Hello, Mr. Kim
6. Bölüm
Öğle arasıydı. Park Jimin, Shin Wonho ile yemek yerken aynı zamanda farklı farklı konulardan konuşuyorlardı.
"Jimin, seneye eve mi çıksak acaba?" diye fikir attı ortaya Wonho.
"Olabilir aslında da sen Takuya ile çıkmak istemez misin?"
"Sen benim için her zaman önceliklisin. Hem oda gelir yaşar bizle ne var?"
"Mantıklı aslında. Gerçekten de artık Park evine katlanamıyorum," diyip suyundan büyük bir yudum aldı Jimin.
"Şu bir kaç ay geçsin de kurtulalım istiyorum."
"Peki ya, Park Jiwoo? O izin verir mi?" alayla gülümsedi Jimin.
"Umrunda olur mu sence?" bişey diyememişti Wonho. Park Jiwoo, parayı severdi, başka bir şeyi değil.
"Of şimdiden heyecanlandım," demişti Wonho konuyu değiştirmek amacıyla.
"Bu dönem biter bitmez taşınalım!" gülmüştü Jimin onun bu hallerine.
"İyi de dönemin bitmesine daha 3 ay var?"
"İyi işte 3 ayda evi hallederiz. Eşyaları falan." göz devirmişti Jimin.
"Haberim yokken evleniyor muyuz acaba?" demişti. Wonho yüzünü buruşturmuştu.
"Siktir ordan! Seninle mi evlenirim ben?"
"Park Jimin'im ben tatlım. Sevimli, melek yüzlü aynı zamanda seksi olan ben? Herkes kapımda," demişti egoyla.
"Onlardan da birisi Kim Taehyung işte." Jimin donup kalırken Wonho kahkaha atmıştı. Çok eğleniyordu.
"Ya neden öyle diyorsun?"
"Çünkü öpüştünüz? Doğru insanı bekleyen kişi seni öptü? Demek ki doğru insan Park Sevimli melek yüzlü aynı zamanda seksi Jimin'miş." Jimin kıpkırmızı olurken ayağa kalkmış ve sinirle Wonho'ya bakmıştı.
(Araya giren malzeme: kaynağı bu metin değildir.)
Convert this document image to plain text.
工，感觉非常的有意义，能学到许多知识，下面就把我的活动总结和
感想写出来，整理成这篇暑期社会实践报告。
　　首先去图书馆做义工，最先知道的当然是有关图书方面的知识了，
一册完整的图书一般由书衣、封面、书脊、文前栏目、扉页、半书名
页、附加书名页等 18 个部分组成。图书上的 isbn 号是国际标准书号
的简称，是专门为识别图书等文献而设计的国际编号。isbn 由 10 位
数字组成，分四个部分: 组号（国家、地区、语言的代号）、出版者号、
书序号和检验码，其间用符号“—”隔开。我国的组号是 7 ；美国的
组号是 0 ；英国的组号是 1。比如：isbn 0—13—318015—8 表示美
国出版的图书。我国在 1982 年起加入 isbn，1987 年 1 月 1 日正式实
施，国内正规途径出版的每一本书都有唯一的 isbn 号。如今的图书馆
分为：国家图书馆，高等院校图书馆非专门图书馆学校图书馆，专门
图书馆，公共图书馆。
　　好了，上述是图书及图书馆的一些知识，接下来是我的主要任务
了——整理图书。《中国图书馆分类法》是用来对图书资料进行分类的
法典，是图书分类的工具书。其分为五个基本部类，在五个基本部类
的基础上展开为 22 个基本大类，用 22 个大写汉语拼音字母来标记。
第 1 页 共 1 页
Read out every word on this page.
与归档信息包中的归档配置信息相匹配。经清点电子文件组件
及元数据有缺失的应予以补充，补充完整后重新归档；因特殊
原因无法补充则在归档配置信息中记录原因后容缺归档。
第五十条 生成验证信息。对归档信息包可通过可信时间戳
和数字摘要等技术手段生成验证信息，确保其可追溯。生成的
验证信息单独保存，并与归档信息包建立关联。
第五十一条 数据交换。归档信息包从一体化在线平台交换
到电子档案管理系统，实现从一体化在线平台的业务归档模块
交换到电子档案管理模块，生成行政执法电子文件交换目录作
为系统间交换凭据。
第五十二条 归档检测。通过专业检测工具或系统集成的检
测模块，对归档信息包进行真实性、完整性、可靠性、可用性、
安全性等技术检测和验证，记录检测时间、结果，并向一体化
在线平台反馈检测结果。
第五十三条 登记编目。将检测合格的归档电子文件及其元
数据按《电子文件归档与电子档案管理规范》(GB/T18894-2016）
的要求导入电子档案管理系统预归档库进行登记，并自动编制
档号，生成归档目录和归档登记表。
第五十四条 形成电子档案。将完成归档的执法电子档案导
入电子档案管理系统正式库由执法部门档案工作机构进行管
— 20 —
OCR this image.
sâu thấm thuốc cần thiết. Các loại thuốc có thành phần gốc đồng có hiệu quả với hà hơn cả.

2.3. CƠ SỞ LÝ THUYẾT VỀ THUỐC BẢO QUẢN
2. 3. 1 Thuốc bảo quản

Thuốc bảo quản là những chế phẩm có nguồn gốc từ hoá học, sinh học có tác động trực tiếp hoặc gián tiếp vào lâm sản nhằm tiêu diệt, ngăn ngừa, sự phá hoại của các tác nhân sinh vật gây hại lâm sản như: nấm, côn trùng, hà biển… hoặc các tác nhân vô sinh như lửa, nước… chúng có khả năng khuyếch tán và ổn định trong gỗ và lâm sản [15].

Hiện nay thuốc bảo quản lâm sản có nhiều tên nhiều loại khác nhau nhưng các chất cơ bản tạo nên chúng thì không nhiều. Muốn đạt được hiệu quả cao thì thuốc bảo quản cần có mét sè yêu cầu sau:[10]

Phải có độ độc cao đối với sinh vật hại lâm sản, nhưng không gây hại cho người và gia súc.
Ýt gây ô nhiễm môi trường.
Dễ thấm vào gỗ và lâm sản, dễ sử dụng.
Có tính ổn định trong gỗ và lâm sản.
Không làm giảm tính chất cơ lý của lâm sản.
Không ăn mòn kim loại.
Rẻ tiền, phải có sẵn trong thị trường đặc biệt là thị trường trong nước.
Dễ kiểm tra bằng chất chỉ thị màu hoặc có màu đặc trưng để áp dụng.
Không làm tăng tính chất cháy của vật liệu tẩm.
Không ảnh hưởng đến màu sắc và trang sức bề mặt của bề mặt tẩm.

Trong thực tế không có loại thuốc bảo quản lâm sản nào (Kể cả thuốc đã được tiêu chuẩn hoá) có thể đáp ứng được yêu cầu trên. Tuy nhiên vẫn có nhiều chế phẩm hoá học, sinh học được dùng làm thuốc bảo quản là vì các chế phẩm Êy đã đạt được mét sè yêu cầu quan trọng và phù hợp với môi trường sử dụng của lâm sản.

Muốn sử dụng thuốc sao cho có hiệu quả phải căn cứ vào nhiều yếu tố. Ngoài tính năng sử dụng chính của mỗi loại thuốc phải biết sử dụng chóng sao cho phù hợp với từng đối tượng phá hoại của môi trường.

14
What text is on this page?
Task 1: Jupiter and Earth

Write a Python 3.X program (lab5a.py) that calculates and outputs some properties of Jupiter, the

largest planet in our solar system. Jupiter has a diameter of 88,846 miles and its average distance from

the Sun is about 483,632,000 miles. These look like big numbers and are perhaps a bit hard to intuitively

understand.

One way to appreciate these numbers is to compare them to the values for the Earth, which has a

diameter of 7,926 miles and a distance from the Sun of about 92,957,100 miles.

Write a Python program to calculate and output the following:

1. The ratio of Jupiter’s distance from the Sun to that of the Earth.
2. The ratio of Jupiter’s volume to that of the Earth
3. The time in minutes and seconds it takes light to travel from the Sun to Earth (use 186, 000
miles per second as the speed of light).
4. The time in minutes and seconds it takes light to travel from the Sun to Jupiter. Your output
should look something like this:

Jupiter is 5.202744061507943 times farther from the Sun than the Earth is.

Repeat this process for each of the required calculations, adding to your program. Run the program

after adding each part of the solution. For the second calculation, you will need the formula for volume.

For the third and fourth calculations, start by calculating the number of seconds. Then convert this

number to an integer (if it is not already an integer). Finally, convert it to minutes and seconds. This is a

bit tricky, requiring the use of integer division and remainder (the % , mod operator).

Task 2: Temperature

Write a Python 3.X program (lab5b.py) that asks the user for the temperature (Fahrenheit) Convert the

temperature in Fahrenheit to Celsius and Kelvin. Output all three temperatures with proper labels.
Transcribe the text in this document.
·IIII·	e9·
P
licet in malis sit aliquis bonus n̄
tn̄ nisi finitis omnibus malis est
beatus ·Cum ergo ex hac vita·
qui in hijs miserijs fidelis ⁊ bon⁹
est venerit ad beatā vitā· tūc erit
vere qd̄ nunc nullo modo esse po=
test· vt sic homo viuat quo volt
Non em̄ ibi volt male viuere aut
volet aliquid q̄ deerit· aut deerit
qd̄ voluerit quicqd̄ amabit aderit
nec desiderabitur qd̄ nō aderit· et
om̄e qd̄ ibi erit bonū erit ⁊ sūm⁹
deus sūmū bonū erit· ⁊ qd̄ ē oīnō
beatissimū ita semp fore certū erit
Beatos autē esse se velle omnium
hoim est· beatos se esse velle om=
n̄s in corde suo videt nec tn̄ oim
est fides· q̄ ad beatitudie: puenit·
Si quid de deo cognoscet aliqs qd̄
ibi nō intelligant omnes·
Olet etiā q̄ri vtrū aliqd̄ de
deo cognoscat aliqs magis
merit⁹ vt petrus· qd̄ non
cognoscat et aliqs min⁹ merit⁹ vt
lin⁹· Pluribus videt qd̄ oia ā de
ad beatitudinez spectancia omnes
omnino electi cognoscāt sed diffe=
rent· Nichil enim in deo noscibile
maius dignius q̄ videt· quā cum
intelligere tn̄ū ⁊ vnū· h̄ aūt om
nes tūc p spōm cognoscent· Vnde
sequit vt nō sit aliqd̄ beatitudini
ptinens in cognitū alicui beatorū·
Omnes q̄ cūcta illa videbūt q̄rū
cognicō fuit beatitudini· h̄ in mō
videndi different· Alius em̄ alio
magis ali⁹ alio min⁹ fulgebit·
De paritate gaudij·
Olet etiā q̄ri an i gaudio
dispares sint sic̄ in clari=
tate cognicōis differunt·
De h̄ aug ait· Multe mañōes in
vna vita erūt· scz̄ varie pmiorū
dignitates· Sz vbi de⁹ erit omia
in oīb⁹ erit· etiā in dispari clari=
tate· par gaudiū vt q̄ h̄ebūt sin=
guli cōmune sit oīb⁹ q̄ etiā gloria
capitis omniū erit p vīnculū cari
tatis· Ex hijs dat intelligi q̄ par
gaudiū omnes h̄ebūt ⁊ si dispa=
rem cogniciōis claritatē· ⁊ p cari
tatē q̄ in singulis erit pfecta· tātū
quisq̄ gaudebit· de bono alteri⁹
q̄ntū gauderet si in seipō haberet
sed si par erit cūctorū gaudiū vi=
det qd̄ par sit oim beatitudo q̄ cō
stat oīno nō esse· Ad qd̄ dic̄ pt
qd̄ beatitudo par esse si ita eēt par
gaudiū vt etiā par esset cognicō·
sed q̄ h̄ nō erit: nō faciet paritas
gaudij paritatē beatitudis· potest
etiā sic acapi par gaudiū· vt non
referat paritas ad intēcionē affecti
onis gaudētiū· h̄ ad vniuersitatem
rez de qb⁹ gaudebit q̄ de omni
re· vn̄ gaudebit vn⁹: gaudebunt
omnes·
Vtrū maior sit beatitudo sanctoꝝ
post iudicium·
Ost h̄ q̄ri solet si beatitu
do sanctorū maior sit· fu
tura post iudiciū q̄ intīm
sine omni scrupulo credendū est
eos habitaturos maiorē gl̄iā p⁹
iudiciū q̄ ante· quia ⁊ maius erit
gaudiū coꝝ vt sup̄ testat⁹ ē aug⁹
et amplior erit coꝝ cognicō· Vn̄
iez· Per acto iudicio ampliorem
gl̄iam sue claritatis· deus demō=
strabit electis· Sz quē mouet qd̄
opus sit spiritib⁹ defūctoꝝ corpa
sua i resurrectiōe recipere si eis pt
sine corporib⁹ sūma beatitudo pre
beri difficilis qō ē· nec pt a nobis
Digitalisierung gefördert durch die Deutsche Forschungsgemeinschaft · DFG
"Gidiyorum ben!" yemekhanenin çıkışına ilerlerken Wonho gülerek onu takip ediyordu.
Jimin, 15 dakika sonra başlayacak İngilizce dersi için dolabından kitaplarını almak için dolapların olduğu koridora girdi. Bu koridor genelde sevgililerin cilveleştiği koridordu. Her köşede sevgili bulmak mümkündü. Dolabının önüne geldi ve şifreyi girip açtı. Dolabı açmasıyla pembe kokulu bir zarf düşmüştü dolaptan. Şaşkınlıkla eğilerek mektubu aldı ve etrafına baktı başkasına aittir diye. O sırada Wonho yanına geldi.
"Jiminne? O ne?" diyip elindeki zarfı aldı.
"Bilmiyorum dolabımdan düştü. Yanlış dolaba koydular sanırım," diyip dudak büzmüştü. Wonho zarfı ters çevirince güzel bir el yazısıyla Park Jimin yazıldığını gördü.
"Yoo, basbaya senin adın yazıyor burda." Jimin kitaplarını aldıktan sonra zarfı Wonho'nun elinden aldı ve sınıfa ilerdi.
Birisinin ona pembe zarflı kokulu mektup vermesi onu utandırmıştı.
Sınıfa girdikten sonra her zamanki yerine geçti ve bir kaç saniye sonra Wonho gelmişti bile.